When I had my biopsy on Wednesday, the surgeon asked me to come in on Monday to talk about the results. "How long does it take to get the results?" I asked.

"Forty-eight to seventy-two hours," he said.

"So you might know by Friday?"

"Yes."

I made an appointment for Monday, but asked him to call me with the news if he found out Friday, good or bad.

I did not expect the call to come at ten in the morning, while I was headed home from the gym, my hair still wet from the pool and smelling of chlorine. "I'm driving right now. I'm two minutes from home," I told him.

"Okay, I'll call you back in fifteen minutes.

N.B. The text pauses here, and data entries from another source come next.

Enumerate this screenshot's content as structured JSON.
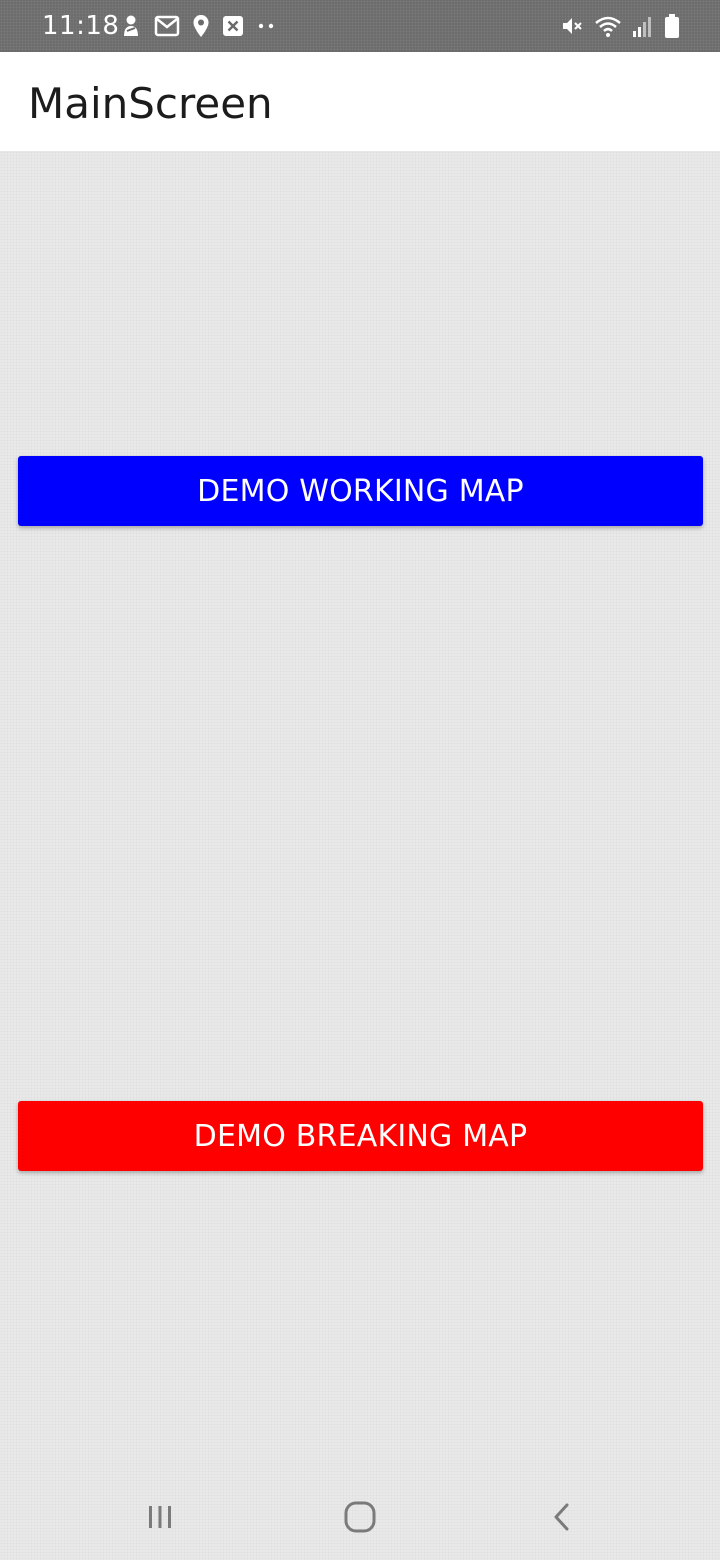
{
  "status_bar": {
    "time": "11:18",
    "left_icons": [
      "person-notification-icon",
      "gmail-icon",
      "location-icon",
      "close-box-icon",
      "more-dots-icon"
    ],
    "right_icons": [
      "mute-icon",
      "wifi-icon",
      "signal-icon",
      "battery-icon"
    ]
  },
  "app_bar": {
    "title": "MainScreen"
  },
  "buttons": {
    "working_label": "DEMO WORKING MAP",
    "working_color": "#0000ff",
    "breaking_label": "DEMO BREAKING MAP",
    "breaking_color": "#ff0000"
  },
  "nav_bar": {
    "buttons": [
      "recents-icon",
      "home-icon",
      "back-icon"
    ]
  }
}
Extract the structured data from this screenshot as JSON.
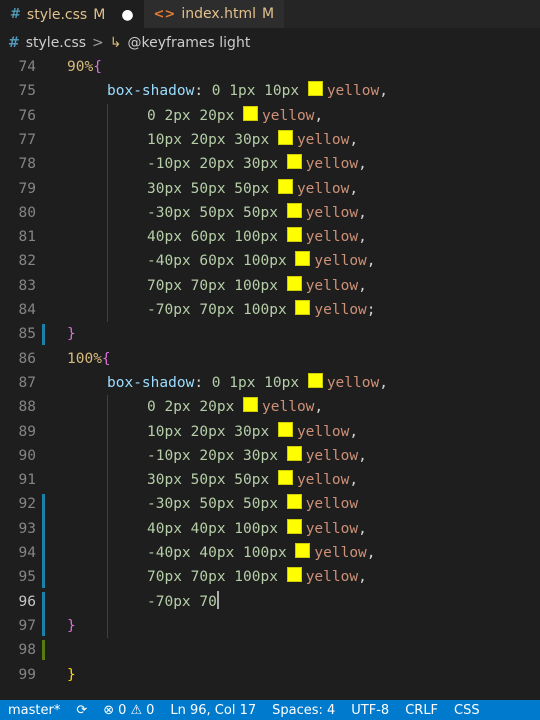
{
  "tabs": [
    {
      "icon": "#",
      "name": "style.css",
      "modified": "M",
      "dirty": "●"
    },
    {
      "icon": "<>",
      "name": "index.html",
      "modified": "M"
    }
  ],
  "breadcrumb": {
    "file": "style.css",
    "separator": ">",
    "symbol": "@keyframes light"
  },
  "swatch_color": "#ffff00",
  "lines": [
    {
      "n": "74",
      "text": "90%{"
    },
    {
      "n": "75",
      "text": "box-shadow: 0 1px 10px yellow,"
    },
    {
      "n": "76",
      "text": "0 2px 20px yellow,"
    },
    {
      "n": "77",
      "text": "10px 20px 30px yellow,"
    },
    {
      "n": "78",
      "text": "-10px 20px 30px yellow,"
    },
    {
      "n": "79",
      "text": "30px 50px 50px yellow,"
    },
    {
      "n": "80",
      "text": "-30px 50px 50px yellow,"
    },
    {
      "n": "81",
      "text": "40px 60px 100px yellow,"
    },
    {
      "n": "82",
      "text": "-40px 60px 100px yellow,"
    },
    {
      "n": "83",
      "text": "70px 70px 100px yellow,"
    },
    {
      "n": "84",
      "text": "-70px 70px 100px yellow;"
    },
    {
      "n": "85",
      "text": "}"
    },
    {
      "n": "86",
      "text": "100%{"
    },
    {
      "n": "87",
      "text": "box-shadow: 0 1px 10px yellow,"
    },
    {
      "n": "88",
      "text": "0 2px 20px yellow,"
    },
    {
      "n": "89",
      "text": "10px 20px 30px yellow,"
    },
    {
      "n": "90",
      "text": "-10px 20px 30px yellow,"
    },
    {
      "n": "91",
      "text": "30px 50px 50px yellow,"
    },
    {
      "n": "92",
      "text": "-30px 50px 50px yellow"
    },
    {
      "n": "93",
      "text": "40px 40px 100px yellow,"
    },
    {
      "n": "94",
      "text": "-40px 40px 100px yellow,"
    },
    {
      "n": "95",
      "text": "70px 70px 100px yellow,"
    },
    {
      "n": "96",
      "text": "-70px 70"
    },
    {
      "n": "97",
      "text": "}"
    },
    {
      "n": "98",
      "text": ""
    },
    {
      "n": "99",
      "text": "}"
    }
  ],
  "status": {
    "branch": "master*",
    "errors": "0",
    "warnings": "0",
    "position": "Ln 96, Col 17",
    "spaces": "Spaces: 4",
    "encoding": "UTF-8",
    "eol": "CRLF",
    "language": "CSS"
  }
}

Okay?"

"Okay."

My thighs were shaking as I rushed into the house, used the bathroom, gathered a pen and paper and the phone, and sat down at the kitchen table to wait. I called J~ at work and told him to stay by the phone, I would call him right away.

When the phone rang, I had calmed myself. "I have your lab results," said Dr. S~, in a tone chipper enough to get my hopes up, "It's cancer."

J~ came straight home from work. We walked the dog, we cried, we looked up the terms. So far I am diagnosed with Ductal Carcinoma In Situ (which means cancer confined to the milk duct). But because the mass is so large - 2.2 cm - Dr. S expects this diagnosis will change to Invasive Ductal Carcinoma.

I am devastated. I am terrified. I am getting down to business. There is so much more to say but it will have to wait until I have a bit more free time to reflect.

15 comments:

Sam said...

Oh fuck I'm so sorry. *hugs*

Panamahat said...

Oh no, I was so hoping it was all going to be clear. Crap. I am in shock for you, and so sorry you have to travel this path. Thinking of you all the time. xx

Tash said...

I don't know what to say other than I'm sorry - I can't offer advice or help, only that myself and others will be around if you need any sort of virtual support. It's treatable and you will get through it; that's all I have to offer. And we'll be here with you every step of the way. You're not alone.

Unknown said...

I am so sorry.

Kim said...

What terrifying news. Wishing you and your family strength as you tackle this challenge. Be well.

Daniele said...

shit! That is just awful. I am so so sorry and wish you strength (that I know you have already!) and courage (which you also have).
Thinking of you! xx

Searching for Serenity said...

Fuck. This is not what I was expecting. Know you are in my thoughts.

Trust in your body. Trust in the doctors. Breathe.

Knick Knack Paddy Whack, Throw This Mom a Bone said...

Damn. So sorry you have to go through this...I will be thinking of you.

Anonymous said...

delurking to say that i'm thinking of you.

dillard said...

Also delurking ... I am so sorry! Sending positive vibes your way!!!

Kimberly said...

Delurking also - thinking of you, and sending so many positive thoughts your way.

Anonymous said...

I'm sorry. This sucks and is completely unfair.

And what Tash said.

Shannon said...

Oh Amy, I am profoundly sorry. You are a courageous and wise woman. You will make it through this. Life is so unabashedly unfair & cruel sometimes... I'll be praying that you will have all that you need for your journey back to wellness.

Lollipop Goldstein said...

Amy, I just heard the news. I am so sorry.

Anonymous said...

Holy shit, Amy! My thoughts are with you and J.